Jelly’s poetry

When I started writing Jelly, I knew I wanted the poems in the book to be as authentic as possible – they needed to sound like they were written by an 11-year-old girl, with a gift for poetry. I have very little experience of writing poetry myself. I often use it as a warm-up exercise in my writing workshops, and to show you the level I normally work at, here’s a collaborative poem I wrote with a group of Year 6s:

Not exactly Shakespeare, is it? but I like rhythm and rhyme and that’s all you really need for a poem. And if you think you don’t like poetry, then consider this: all your favourite song lyrics are poems. They are, honest!

Anyway, pretending to be an 11-year-old girl writing poetry was WAY easier than being a 42-year-old woman trying to do it. I didn’t have to make the poems sound really clever or profound, and I didn’t have to worry about what grown-ups would think of the poems. I bought a carefully-chosen notebook from a cheap stationery shop, and I wrote it into the story of Jelly. Yes! Below is the REAL mermaid notebook and matching pen:

I handwrote all the poems myself using cursive handwriting because that’s what most children are taught at school these days. It made my handwriting very slow, trying to form the letters so precisely!

There are twenty-one poems in the book Jelly. Much to my surprise, I really enjoyed writing them! You might be interested to know that the very first poem in the story, Walrus, wasn’t in the first draft of the manuscript. Instead, there was a poem called Rainbow.

This poem was Jelly’s response at home to being called a walrus (although in the first draft, Will Matsunaga wrote it on a note and threw it at her during a lesson). I wasn’t quite sure about this poem. It felt a bit clunky – you know when you’ve written something that doesn’t quite sound right, as though the words have been assembled in the wrong order.

When my editor Fliss sent her notes on the first draft, she suggested changing the structure of the beginning. In the first version, the announcement of The K Factor came quite late on, but I agreed with Fliss that it needed to come earlier in the story, which is why it was moved to the very first chapter. When I wrote the second draft, the Rainbow poem no longer fitted in, so I wrote a completely new one called Walrus to replace it – and actually, Walrus became one of my favourite poems in the book.
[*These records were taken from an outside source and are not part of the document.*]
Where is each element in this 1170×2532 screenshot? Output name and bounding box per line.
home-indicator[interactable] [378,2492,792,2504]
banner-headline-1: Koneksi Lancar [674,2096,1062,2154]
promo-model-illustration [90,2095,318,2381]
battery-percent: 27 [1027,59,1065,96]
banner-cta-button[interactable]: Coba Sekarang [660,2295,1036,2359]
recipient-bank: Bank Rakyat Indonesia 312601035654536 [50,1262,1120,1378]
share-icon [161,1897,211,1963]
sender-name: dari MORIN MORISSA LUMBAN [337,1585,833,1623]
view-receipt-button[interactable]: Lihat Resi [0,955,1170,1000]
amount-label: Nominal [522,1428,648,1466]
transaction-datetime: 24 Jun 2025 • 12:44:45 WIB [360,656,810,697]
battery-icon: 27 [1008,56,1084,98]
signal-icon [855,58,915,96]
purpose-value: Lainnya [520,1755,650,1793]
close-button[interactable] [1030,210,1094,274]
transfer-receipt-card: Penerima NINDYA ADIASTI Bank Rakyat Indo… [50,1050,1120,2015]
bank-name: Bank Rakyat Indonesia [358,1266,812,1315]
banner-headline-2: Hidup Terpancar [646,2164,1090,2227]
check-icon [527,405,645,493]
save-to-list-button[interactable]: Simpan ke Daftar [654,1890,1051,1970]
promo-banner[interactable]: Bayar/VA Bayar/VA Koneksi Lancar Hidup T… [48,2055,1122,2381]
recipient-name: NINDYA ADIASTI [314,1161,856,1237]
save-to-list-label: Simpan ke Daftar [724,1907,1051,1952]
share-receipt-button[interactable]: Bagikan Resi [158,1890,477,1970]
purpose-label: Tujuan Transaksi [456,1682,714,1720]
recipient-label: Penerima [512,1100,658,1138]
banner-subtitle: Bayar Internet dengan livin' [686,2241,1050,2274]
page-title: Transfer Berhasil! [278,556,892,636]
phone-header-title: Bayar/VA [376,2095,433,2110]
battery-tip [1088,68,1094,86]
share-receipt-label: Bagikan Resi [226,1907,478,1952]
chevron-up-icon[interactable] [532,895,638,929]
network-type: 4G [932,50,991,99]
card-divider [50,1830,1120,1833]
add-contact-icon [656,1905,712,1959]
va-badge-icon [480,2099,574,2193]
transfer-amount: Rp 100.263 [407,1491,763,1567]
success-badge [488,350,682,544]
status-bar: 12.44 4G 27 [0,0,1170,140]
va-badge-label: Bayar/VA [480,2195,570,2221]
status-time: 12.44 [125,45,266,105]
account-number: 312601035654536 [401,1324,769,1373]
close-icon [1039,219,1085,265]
At school, you’ll often be asked to analyse poetry, to work out how the author has used language to create certain effects. I can remember grumbling a LOT about this when I was at school! To me, analysing a poem can remove all the magic from it. BUT I am going to analyse my own poem for you here because it might be helpful, and besides, sometimes there’s a kind of magic in seeing just how many layers there can be in a few words:

My favourite poem in Jelly is The Red Bus because it sums up how often people don’t really listen or look properly. The man in the poem assumes the bus is red because it usually is. He tells Jelly off for saying it’s blue and makes her feel small and silly. Jelly knows inside that the bus is blue because she has noticed it particularly that day, but the man’s words make her doubt herself. When she gets off the bus, she sees it from the outside again, and it is definitely blue! The man was wrong, and she wants him to know he was wrong – but he has already gone, so she can’t tell him. Jelly’s mum doesn’t understand why it’s so important to Jelly. But we’ve all been unjustly told off in our lives – and it really matters. If you get told off time and time again for the wrong things, it can have a very bad effect on your self-esteem. Over the years, you learn not to trust your own feelings and senses.

It’s so important to find out things for yourself and to stand up for what you believe in. The man on the bus was lazy and couldn’t be bothered to look properly. He was unkind to another person who didn’t deserve it. And he’ll probably never know he was wrong. Sometimes life is like that – but we know, and Jelly knows, that she was right. So you must look for yourself to find out what is right and wrong.